Bauman (2009) começa seu livro “A arte da vida” com uma pergunta que nos faz refletir sobre a felicidade. Ele pergunta: o que há de errado com a felicidade? 

2 OUT 2014 · Leitura: min.
O que há de errado com a felicidade?

Bauman (2009) começa seu livro “A arte da vida" com uma pergunta que nos faz refletir sobre a felicidade. Ele pergunta: O que há de errado com a felicidade? Essa pergunta já causa certo incômodo, pois quando pensamos em felicidade entendemos como algo isento de erro, como poderia ter algo errado com a felicidade?

Talvez o correto seria relacionar a felicidade com a aquisição de bens materiais, no entanto as pesquisas sobre o assunto discordam, mostram o contrário disso, a felicidade não está tão relacionada aos bens de consumo como imaginávamos e que a felicidade é encontrada em bens não compráveis.

Metade dos bens que trazem felicidade ao ser humano não tem valor de mercado e não podem ser adquiridos em lojas. Não importa quanto dinheiro você tenha, você nunca irá encontrar amor e amizade em um shopping, nunca encontrará os prazeres da vida doméstica, a satisfação de ajudar um vizinho em dificuldades ou a autoestima que vem de um trabalho bem feito.

Um bem que não é negociável (amizade, amor) não pode ser quantificado, nenhum aumento na quantidade substitui outro bem, ele não pode compensar plena e totalmente a falta de um outro de qualidade e proveniência diferente.

Existe um indicador social que aumenta tanto como se esperava que aumentasse o bem-estar subjetivo, esse indicador é a criminalidade: roubos de residência e veículos, tráfico de drogas, corrupção no mundo dos negócios. Se aumentar o número de carros vendidos, aumentam em proporção semelhante os acidentes e o medo de furtos e roubos. Sendo assim, existe o aumento de gastos com saúde e seguros.

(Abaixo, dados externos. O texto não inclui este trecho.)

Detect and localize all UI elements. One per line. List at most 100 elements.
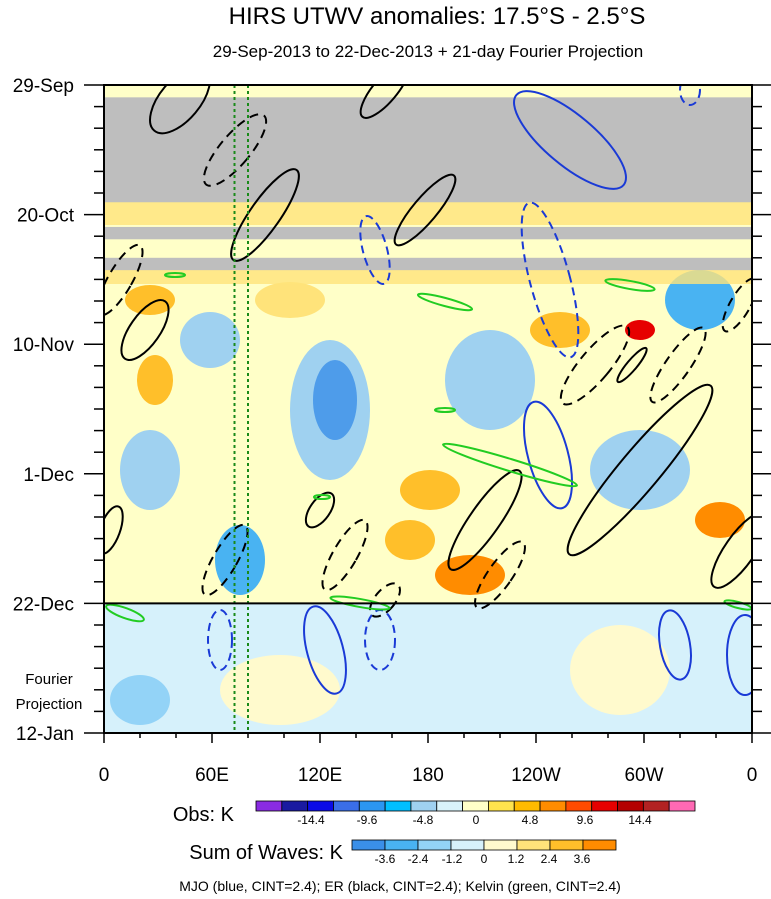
x-tick-label: 180 <box>412 765 444 786</box>
obs-positive-band <box>104 200 752 225</box>
colorbar-swatch <box>582 839 617 851</box>
colorbar-swatch <box>539 800 567 812</box>
er-contour <box>710 511 752 589</box>
obs-negative-blob <box>120 430 180 510</box>
obs-colorbar-tick: 0 <box>473 813 480 827</box>
waves-colorbar-label: Sum of Waves: K <box>189 842 343 864</box>
colorbar-swatch <box>549 839 584 851</box>
kelvin-contour <box>313 494 331 500</box>
obs-positive-blob <box>435 555 505 595</box>
mjo-contour <box>679 85 701 106</box>
colorbar-swatch <box>333 800 360 812</box>
er-contour <box>359 85 411 119</box>
projection-positive-blob <box>570 625 670 715</box>
kelvin-contours <box>105 272 752 623</box>
mjo-contour <box>303 605 347 695</box>
kelvin-contour <box>442 442 578 488</box>
colorbar-swatch <box>358 800 386 812</box>
waves-colorbar-tick: -3.6 <box>375 852 396 866</box>
projection-label-line1: Fourier <box>25 671 73 688</box>
mjo-contour <box>726 614 752 696</box>
kelvin-contour <box>164 272 186 278</box>
waves-colorbar-tick: -1.2 <box>442 852 463 866</box>
colorbar-swatch <box>307 800 334 812</box>
mjo-contour <box>520 201 580 359</box>
x-axis: 0 60E 120E 180 120W 60W 0 <box>99 733 758 786</box>
obs-colorbar-tick: 14.4 <box>628 813 652 827</box>
colorbar-swatch <box>384 839 419 851</box>
er-contour <box>202 113 268 187</box>
kelvin-contour <box>105 603 145 623</box>
obs-colorbar-tick: -9.6 <box>357 813 378 827</box>
obs-negative-blob <box>215 525 265 595</box>
er-contour <box>559 324 631 406</box>
plot-area <box>104 85 752 733</box>
x-tick-label: 0 <box>747 765 758 786</box>
obs-colorbar <box>255 800 696 812</box>
mjo-contour <box>359 215 391 285</box>
colorbar-swatch <box>410 800 438 812</box>
colorbar-swatch <box>281 800 309 812</box>
obs-positive-blob <box>125 285 175 315</box>
projection-positive-blob <box>220 655 340 725</box>
obs-positive-blob <box>695 502 745 538</box>
kelvin-contour <box>604 278 656 292</box>
colorbar-swatch <box>565 800 593 812</box>
mjo-contour <box>658 609 692 681</box>
colorbar-swatch <box>668 800 696 812</box>
mjo-contour <box>207 609 233 671</box>
er-contours <box>104 85 752 589</box>
colorbar-swatch <box>384 800 412 812</box>
er-contour <box>104 505 124 555</box>
obs-positive-band <box>104 268 752 284</box>
er-contour <box>474 540 526 610</box>
obs-negative-blob <box>590 430 690 510</box>
obs-colorbar-tick: -4.8 <box>413 813 434 827</box>
reference-longitude-lines <box>233 85 249 733</box>
y-tick-label: 20-Oct <box>17 206 75 227</box>
er-contour <box>721 277 752 333</box>
mjo-contour <box>513 90 627 190</box>
er-contour <box>149 85 211 135</box>
colorbar-swatch <box>483 839 518 851</box>
chart-title: HIRS UTWV anomalies: 17.5°S - 2.5°S <box>229 3 646 30</box>
obs-colorbar-tick: 9.6 <box>577 813 594 827</box>
y-tick-label: 1-Dec <box>23 465 74 486</box>
waves-colorbar <box>351 839 617 851</box>
er-contour <box>104 243 144 317</box>
x-tick-label: 60W <box>624 765 663 786</box>
colorbar-swatch <box>642 800 670 812</box>
waves-colorbar-tick: 3.6 <box>574 852 591 866</box>
projection-field <box>104 603 752 733</box>
missing-data-band <box>104 257 752 271</box>
obs-positive-blob <box>385 520 435 560</box>
er-contour <box>304 491 336 529</box>
er-contour <box>447 469 523 571</box>
mjo-contours <box>207 85 752 696</box>
y-tick-label: 29-Sep <box>13 76 74 97</box>
kelvin-contour <box>416 292 474 312</box>
colorbar-swatch <box>513 800 541 812</box>
y-tick-label: 10-Nov <box>13 335 75 356</box>
colorbar-swatch <box>255 800 283 812</box>
obs-positive-blob <box>400 470 460 510</box>
kelvin-contour <box>434 407 456 413</box>
obs-colorbar-tick: -14.4 <box>297 813 325 827</box>
obs-colorbar-label: Obs: K <box>173 804 235 826</box>
obs-positive-blob <box>137 355 173 405</box>
colorbar-swatch <box>516 839 551 851</box>
obs-colorbar-tick: 4.8 <box>522 813 539 827</box>
colorbar-swatch <box>351 839 386 851</box>
obs-negative-blob <box>665 270 735 330</box>
projection-negative-blob <box>110 675 170 725</box>
waves-colorbar-tick: -2.4 <box>408 852 429 866</box>
waves-colorbar-tick: 2.4 <box>541 852 558 866</box>
obs-positive-blob <box>625 320 655 340</box>
colorbar-swatch <box>450 839 485 851</box>
y-tick-label: 22-Dec <box>13 594 74 615</box>
obs-negative-blob <box>180 312 240 368</box>
er-contour <box>566 383 714 557</box>
er-contour <box>321 518 369 592</box>
missing-data-band <box>104 97 752 203</box>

Não seria óbvio que a felicidade aumentasse conforme aumenta o dispêndio de dinheiro? O marketing nessa hora se torna um vilão, pois faz com que o consumo seja identificado como o gerador de felicidade. Essa atitude oferece uma ideia oculta de satisfazer o ser humano pelo consumo de bens compráveis.

Uma das estratégias mais usadas pelo capitalismo é a ideia de que a felicidade é finita (a ideia de que existe um lugar onde a felicidade reside, um lugar que podemos chegar e, a partir desse momento, ser feliz). Outra estratégia é fazer com que os produtos que hora são tão necessários para trazer a tão sonhada felicidade caiam rapidamente em desuso, que percam o seu brilho, sua atração e poder de sedução, que eles sejam abandonados e substituídos.

Por isso, faz-se necessário a criação de outros alvos, mais novos e aperfeiçoados, que façam com que as pessoas sintam o desejo de possuí-las, e essas mercadorias rapidamente terão o mesmo destino dos outros produtos substituídos anteriormente. A visão de felicidade muda da alegria da pós-aquisição para o ato de compra que o precede, isso acontece imperceptivelmente.

Da mesma forma que aumentam as possibilidades de sermos felizes, aumentam também as coisas que temos que deixar de lado. Frente às muitas opções para uma vivência da felicidade, existe a angústia de ter que deixar várias coisas de lado para realizar essa escolha. Mas a busca pela felicidade nunca pode chegar ao final, essa busca nunca vai terminar. O seu fim equivaleria ao fim da felicidade como tal.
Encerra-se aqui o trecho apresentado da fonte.